Non c’è bisogno di sottolineare come David Gordon Green, lo sceneggiatore Danny McBride e il produttore Jason Blum tendano a radicalizzare progressivamente la devozione verso uno dei B-Movie fondativi del new horror anni ‘70. Un omaggio anche e soprattutto produttivo, visto che la Blumhouse si pone in qualche modo come filiazione ideale di quell’esperienza. Ecco che la dimensione collettiva della rievocazione, che fa da sfondo al ritorno effettivo di Michael in carne, ossa e maschera, ha molto a che fare con l’aura simbolica che il capolavoro di John Carpenter ha acquisito negli ultimi 40 anni.
«C’è un sistema… ha fallito. Il male morirà stanotte», urlano nel frattempo le ronde inferocite che a turno si scagliano contro il corpo invincibile di Myers, ormai visto come incarnazione metafisica del male: da mero agente di memoria per Laurie e per la sua famiglia, infatti, in questo secondo film l’assassino in maschera diventa agente del caos per tutta Haddonfield-America (una riflessione in qualche modo figlia di Joker, ma senza quella lucida consapevolezza nel personaggio che per questo assume caratteristiche più arcaiche). Le forze dell’ordine – con lo sceriffo Hawkins immobilizzato in ospedale e il suo sostituto perennemente intontito che vaga nel caos – sembrano veramente incarnare l’impotenza americana di fronte a ogni rigurgito di violenza e fanatismo che la sta riattraversando nel XXI secolo.
Ecco che rispetto al primo film David Gordon Green sembra decisamente meno interessato a sondare le dinamiche di sguardo e il perturbante rapporto di interdipendenza Michael-Laurie (una linea narrativa praticamente assente in questo secondo capitolo), nonché meno incline a fare un ragionamento sulla storia delle forme del cinema indipendente americano (che la citazione esplicita di Minnie e Moskowitz di Cassavetes farebbe presupporre), concentrandosi invece sulla proliferazione virale delle paure collettive che generano e rigenerano mostri come metafora di ogni deriva populista. Un impianto narrativo molto più frammentato rispetto al film del 2018, che fatalmente incappa in qualche incongruenza narrativa di troppo e in qualche linea d’azione risolta in maniera frettolosa… ma poco importa. Anzi, proprio il caos cognitivo generato dalla riemersione del boogeyman per eccellenza cementa l’impressione che tutti questi personaggi (così come il regista e il pubblico di tutto il mondo) non abbiano poi così tanta voglia di liberarsi definitivamente di Michael, perché quell’orrore cieco e silenzioso sa ancora allegorizzare le nostre paure e le nostre ambigue reazioni collettive al male.
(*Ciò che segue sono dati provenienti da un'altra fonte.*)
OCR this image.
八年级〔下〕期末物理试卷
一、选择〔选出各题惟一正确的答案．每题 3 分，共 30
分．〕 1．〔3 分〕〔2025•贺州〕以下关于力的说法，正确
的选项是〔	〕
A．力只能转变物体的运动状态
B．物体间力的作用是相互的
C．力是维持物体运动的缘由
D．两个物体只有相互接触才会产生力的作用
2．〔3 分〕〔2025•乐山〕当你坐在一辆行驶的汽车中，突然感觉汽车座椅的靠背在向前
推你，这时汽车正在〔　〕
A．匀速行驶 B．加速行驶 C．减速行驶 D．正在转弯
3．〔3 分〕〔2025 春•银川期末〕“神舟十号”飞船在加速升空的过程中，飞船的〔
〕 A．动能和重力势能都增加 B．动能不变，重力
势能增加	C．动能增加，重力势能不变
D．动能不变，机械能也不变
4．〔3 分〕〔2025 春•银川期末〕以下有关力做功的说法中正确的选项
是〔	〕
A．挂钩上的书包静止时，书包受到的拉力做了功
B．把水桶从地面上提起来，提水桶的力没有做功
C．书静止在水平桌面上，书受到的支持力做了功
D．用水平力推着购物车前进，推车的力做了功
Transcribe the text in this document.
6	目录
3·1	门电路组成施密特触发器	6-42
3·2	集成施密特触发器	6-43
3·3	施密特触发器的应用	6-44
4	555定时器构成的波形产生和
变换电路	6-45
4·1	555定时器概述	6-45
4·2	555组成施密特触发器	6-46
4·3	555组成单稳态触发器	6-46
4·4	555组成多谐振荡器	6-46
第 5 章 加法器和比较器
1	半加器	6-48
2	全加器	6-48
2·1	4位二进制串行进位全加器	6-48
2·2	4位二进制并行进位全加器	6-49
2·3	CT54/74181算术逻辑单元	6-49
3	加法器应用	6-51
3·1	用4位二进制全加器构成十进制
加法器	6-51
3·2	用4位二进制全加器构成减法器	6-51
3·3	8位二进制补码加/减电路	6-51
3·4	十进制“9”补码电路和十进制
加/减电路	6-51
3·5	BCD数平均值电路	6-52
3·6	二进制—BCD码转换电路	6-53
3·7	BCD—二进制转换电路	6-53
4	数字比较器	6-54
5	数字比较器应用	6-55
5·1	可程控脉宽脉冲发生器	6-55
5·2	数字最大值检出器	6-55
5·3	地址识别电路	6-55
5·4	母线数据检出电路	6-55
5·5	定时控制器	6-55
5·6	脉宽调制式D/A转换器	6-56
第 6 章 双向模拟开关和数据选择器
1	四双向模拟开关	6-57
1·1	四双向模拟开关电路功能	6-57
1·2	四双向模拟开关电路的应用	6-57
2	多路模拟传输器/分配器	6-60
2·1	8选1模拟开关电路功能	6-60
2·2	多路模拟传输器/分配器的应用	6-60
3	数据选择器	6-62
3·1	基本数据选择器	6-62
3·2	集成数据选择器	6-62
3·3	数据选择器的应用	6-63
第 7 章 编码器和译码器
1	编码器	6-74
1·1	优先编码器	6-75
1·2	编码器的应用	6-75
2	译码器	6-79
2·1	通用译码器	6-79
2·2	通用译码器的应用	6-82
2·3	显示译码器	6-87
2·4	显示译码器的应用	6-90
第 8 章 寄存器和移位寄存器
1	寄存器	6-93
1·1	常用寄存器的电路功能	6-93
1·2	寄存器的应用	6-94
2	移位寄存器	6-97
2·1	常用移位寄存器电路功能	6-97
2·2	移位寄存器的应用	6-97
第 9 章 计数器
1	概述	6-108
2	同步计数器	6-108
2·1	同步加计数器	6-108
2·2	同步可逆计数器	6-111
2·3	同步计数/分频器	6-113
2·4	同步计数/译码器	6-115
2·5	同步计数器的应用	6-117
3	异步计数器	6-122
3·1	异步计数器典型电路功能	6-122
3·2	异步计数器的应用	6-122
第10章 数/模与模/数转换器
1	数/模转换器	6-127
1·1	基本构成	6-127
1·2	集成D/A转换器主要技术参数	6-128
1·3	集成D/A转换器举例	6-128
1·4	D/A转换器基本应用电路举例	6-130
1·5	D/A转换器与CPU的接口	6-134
Insomma, Halloween Kills – tassello di passaggio ambientato in una manciata di ore – alza la posta in gioco coinvolgendo l’intera platea di Haddonfield in una resa dei conti che si consumerà nel già annunciato Halloween Ends del 2022. Un film che dovrebbe chiudere (ma ne siamo proprio sicuri?) una delle più iconiche saghe horror della storia del cinema.